The prior methods in DTI prediction can be mainly categorized into similarity-based methods and feature-based methods. In similarity-based methods, similar drugs or proteins are considered to find similar interaction patterns. These methods use many different similarity measures based on drug chemical similarity and target sequence similarity to identify drug-target interaction [23–25]. Feature-based methods consider drug–target interaction prediction as a binary classification problem and different classification algorithms such as Support Vector Machine (SVM) [26], random forest [27], rotation forest [28,29], XGBoost [30], and deep learning [31–35] have been employed to identify new interactions.

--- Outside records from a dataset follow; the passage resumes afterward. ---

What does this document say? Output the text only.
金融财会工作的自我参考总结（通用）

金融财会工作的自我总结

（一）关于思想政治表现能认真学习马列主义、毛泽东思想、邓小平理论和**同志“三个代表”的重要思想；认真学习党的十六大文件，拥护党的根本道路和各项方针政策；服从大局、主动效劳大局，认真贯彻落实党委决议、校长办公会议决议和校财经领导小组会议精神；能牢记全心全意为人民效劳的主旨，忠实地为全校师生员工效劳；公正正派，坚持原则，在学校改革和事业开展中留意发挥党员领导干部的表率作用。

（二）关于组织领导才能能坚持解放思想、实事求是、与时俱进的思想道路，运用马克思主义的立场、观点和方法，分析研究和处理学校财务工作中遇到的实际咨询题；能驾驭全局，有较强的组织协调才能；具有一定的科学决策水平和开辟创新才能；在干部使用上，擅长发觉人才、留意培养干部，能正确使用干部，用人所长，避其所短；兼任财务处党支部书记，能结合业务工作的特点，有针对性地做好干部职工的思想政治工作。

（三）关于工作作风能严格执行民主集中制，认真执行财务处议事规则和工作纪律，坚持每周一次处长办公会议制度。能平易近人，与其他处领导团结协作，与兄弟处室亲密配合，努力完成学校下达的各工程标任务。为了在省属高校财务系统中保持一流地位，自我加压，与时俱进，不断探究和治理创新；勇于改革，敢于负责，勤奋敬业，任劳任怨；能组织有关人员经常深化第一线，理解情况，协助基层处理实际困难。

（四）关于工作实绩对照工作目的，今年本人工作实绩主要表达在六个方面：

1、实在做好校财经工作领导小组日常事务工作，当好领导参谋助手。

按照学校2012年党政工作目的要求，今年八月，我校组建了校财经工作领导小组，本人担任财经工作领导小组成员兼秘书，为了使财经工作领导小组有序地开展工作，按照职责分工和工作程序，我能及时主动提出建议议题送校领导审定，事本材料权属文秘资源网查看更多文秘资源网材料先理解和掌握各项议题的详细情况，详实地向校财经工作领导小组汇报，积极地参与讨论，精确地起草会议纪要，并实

Various machine learning (ML) methods have been applied for drug-target prediction. Mousavian et al. utilized a support vector machine with features extracted from the Position Specific Scoring Matrix (PSSM) of proteins and molecular substructure fingerprint of drugs [26]. Shi et al. presented the LRF-DTIs method based on random forest, using pseudo-position specific scoring matrix (PsePSSM) and FP2 molecular fingerprint to extract features from proteins and drugs, and employing Lasso dimensionality reduction and Synthetic Minority Oversampling Technique (SMOTE) to handle unbalanced data [27]. Wang et al. proposed two methods based on Rotation Forest: RFDT, which used a PSSM descriptor and drug fingerprint as feature vectors [29], and RoFDT, which combined feature-weighted Rotation Forest (FwRF) with protein sequence encoded as PSSM, and drug structure fingerprints [28]. These methods have shown promising results in predicting DTIs. Moreover, Mahmud et al. [30] proposed a computational model, called iDTi-CSsmoteB for the identification of DTIs. They utilized PSSM, amphiphilic pseudo amino acid composition (AM-PseAAC), and dipeptide PseAAC descriptors to present protein and molecular substructure fingerprint (MSF) to present drug molecule structure. Then, the oversampling SMOTE technique was applied to handle the imbalance of datasets, and the XGBoost algorithm as a classifier to predict DTIs.
The increase in the volume and diversity of data has led to the development of various deep learning platforms and libraries, such as DeepPurpose [32] and DeepDrug [35]. DeepPurpose [32] takes the SMILES format of the drug and amino acid sequence of the protein as input and transforms it into a specific format using a specific function. This format is then converted into a vector representation to be used in subsequent steps. This library provides eight encoders using different modalities of compounds, as well as utility functions to load pre-trained models and predict new drugs and targets. Yin et al. [35] proposed another deep learning framework called DeepDrug. Furthermore, variants of graph neural networks such as graph convolutional networks (GCNs) [35], graph attention networks (GATs) [36,37], and gated graph neural networks (GGNNs) [31,33,34] have been developed for DTI prediction.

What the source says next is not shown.